Waverley Scotland Tartan Commonplace Notebooks

Waverley Books Stand: D16
Waverley Scotland Tartan Commonplace Notebooks

Three years ago, in our detailed research on a book called 'Robert Burns in Edinburgh', we realised how widespread the use of the 'Commonplace' notebook had been. Robert Burns used one; many in the Enlightenment period used commonplace notebooks.

Commonplace books (or commonplaces) were a way to compile and accumulate knowledge, thoughts and ideas into books, filled with items of every kind: quotes, letters, poems, anecdotes, sketches, tables of weights and measures, medical recipes, proverbs, prayers, and legal formulas. They were used by readers, writers, students, and scholars as an aid for remembering useful concepts or facts they had learned.
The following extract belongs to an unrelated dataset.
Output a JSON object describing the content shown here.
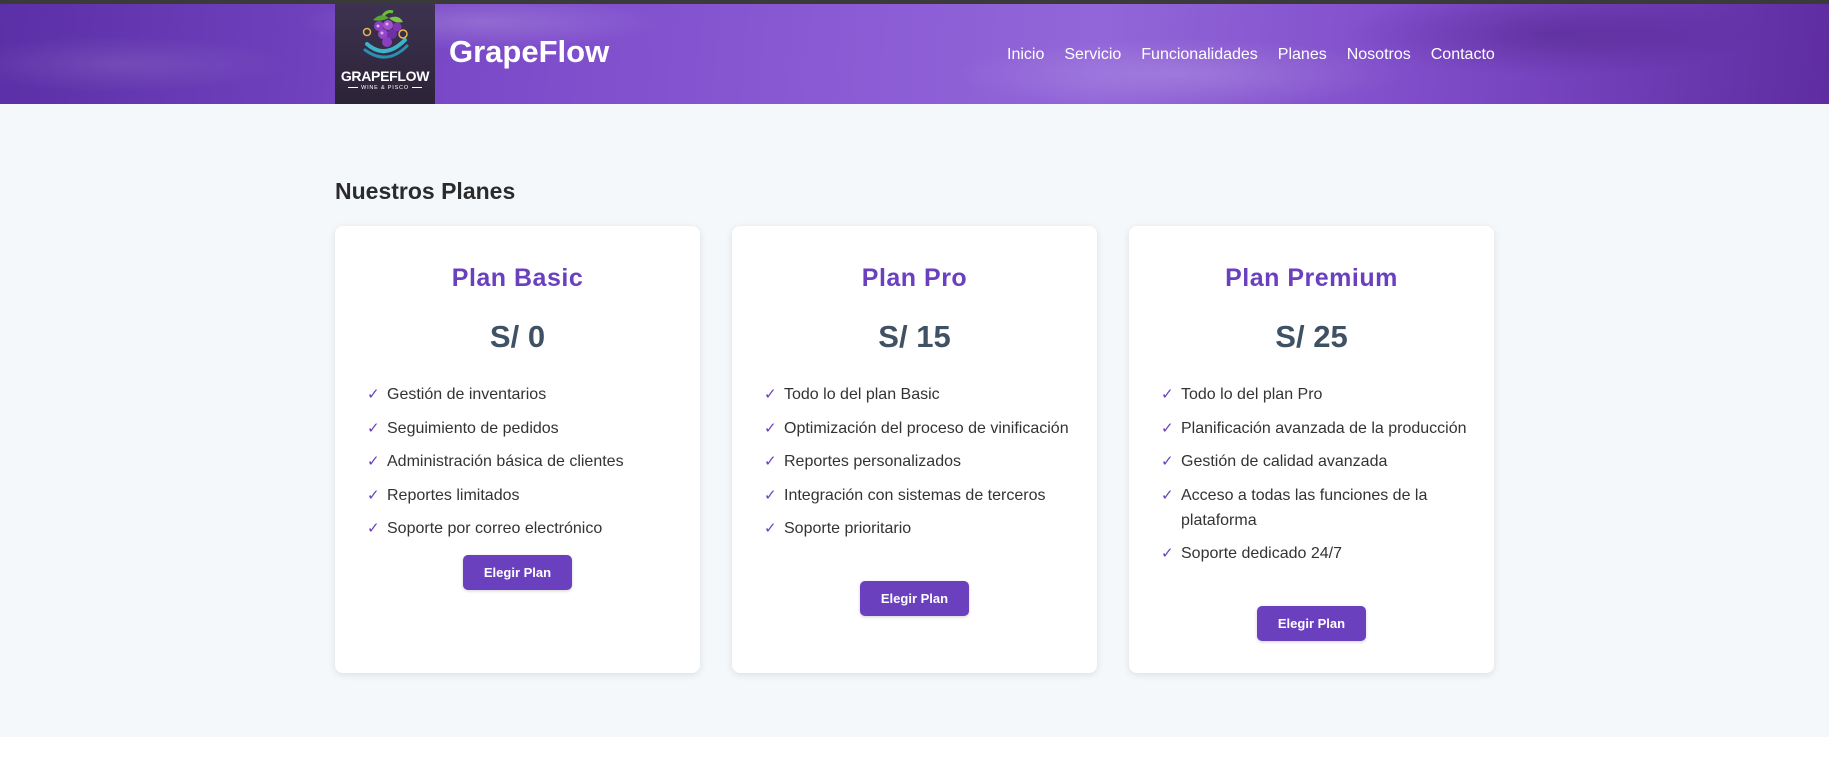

By the 17th century, commonplacing was formally taught to university students. By the early eighteenth century commonplace books had become information and management devices .

They were used by many thinkers and scientists of the Scottish Enlightenment, such as Frances Hutcheson, David Hume, Adam Smith, Dugald Stewart, Thomas Reid, Adam Ferguson, John Playfair, Joseph Black and James Hutton.

Commonplacing was particularly attractive to authors including Robert Burns, Walter Scott, John Milton, Francis Bacon, E.M. Forster, W.H. Auden, Arthur Conan Doyle and Virginia Woolf.

Today, despite the developments of electronic and digital management recording systems, the demand for high quality notebooks remains. Especially when you have forgotten your charger. Over the years Waverley has researched and published many aspects of Scottish history, and historical figures, and we are passionate about Scottish heritage and tartan.